Friday, June 1, 2018

Court Throws out VAM Teacher Evaluation System in Texas

This article describes the basis for a court decision in Texas throwing out the VAM based teacher evaluation system there. The same arguments against VAM are valid in Louisiana.

Here are the key findings in Texas against the use of VAM for evaluating teachers:

  • The VAM system which was originally designed to measure farm efficiency is not comparable to teaching effectiveness.
  • The American Statistical Association found that the impact of teacher quality on student scores was 14% at most. All the other factors such as socioeconomic deficiencies make the teacher portion almost insignificant in determining VAM.
  • Some administrators were found to be basing the teacher observation portion of the teacher evaluation on the teacher's VAM score which totally invalidated the observation portion.
  • High stakes tests which are used as the basis for VAM were never designed for teacher evaluation.
  • The stability of VAM scores was found to be so erratic that it could not be relied upon to reliably evaluate teachers.
In addition to the flaws found in Texas, other states have fired teachers based on VAM only to find out later that the teacher from the previous year had cheated or otherwise improperly boosted student scores causing the next year VAM to be artificially low.

The major proponent of continuing to use VAM in Louisiana is the Louisiana Association of Business and Industry (LABI). LABI has appointed itself as the expert on teacher evaluation, and uses its power over the legislature to keep the VAM evaluation going. LABI likes the VAM system because it results in stack ranking of teachers, with the bottom portion of the ranking being subject to dismissal or humiliation leading to resignations.

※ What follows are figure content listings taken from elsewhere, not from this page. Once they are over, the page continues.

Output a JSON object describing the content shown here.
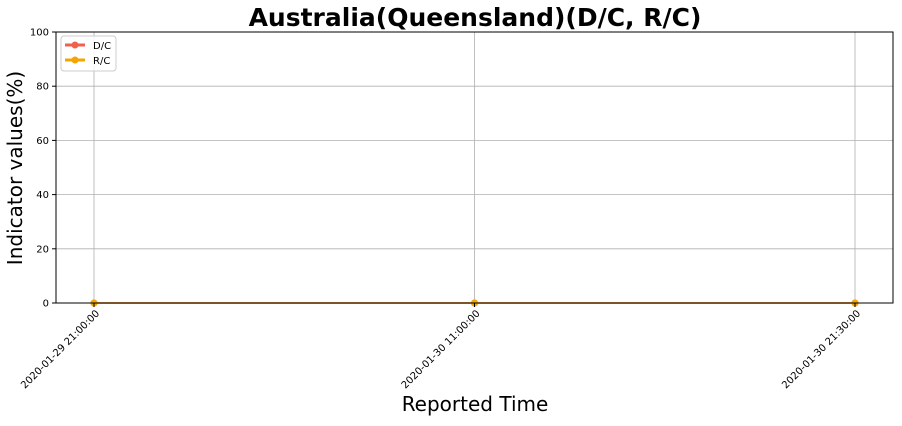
{
  "chart_data": {
    "type": "line",
    "title": "Australia(Queensland)(D/C, R/C)",
    "xlabel": "Reported Time",
    "ylabel": "Indicator values(%)",
    "categories": [
      "2020-01-29 21:00:00",
      "2020-01-30 11:00:00",
      "2020-01-30 21:30:00"
    ],
    "ylim": [
      0,
      100
    ],
    "yticks": [
      0,
      20,
      40,
      60,
      80,
      100
    ],
    "grid": true,
    "legend_position": "top-left",
    "series": [
      {
        "name": "D/C",
        "values": [
          0,
          0,
          0
        ],
        "color": "#f0604d"
      },
      {
        "name": "R/C",
        "values": [
          0,
          0,
          0
        ],
        "color": "#f5a500"
      }
    ]
  }
}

It is interesting to note that when stack ranking was used in private business it was quickly abandoned because it resulted in productivity losses. Why then is LABI insisting it be used on teachers?

LABI also does not take into account that only about 35% of teachers are subject to VAM because the other 65% do not teach students taking state tested subjects. This fact puts VAM rated teachers at a disadvantage in receiving merit pay or facing dismissal. Why would Louisiana want to continue a system of evaluation that punishes only certain teachers teaching core subjects? This is serious discrimination!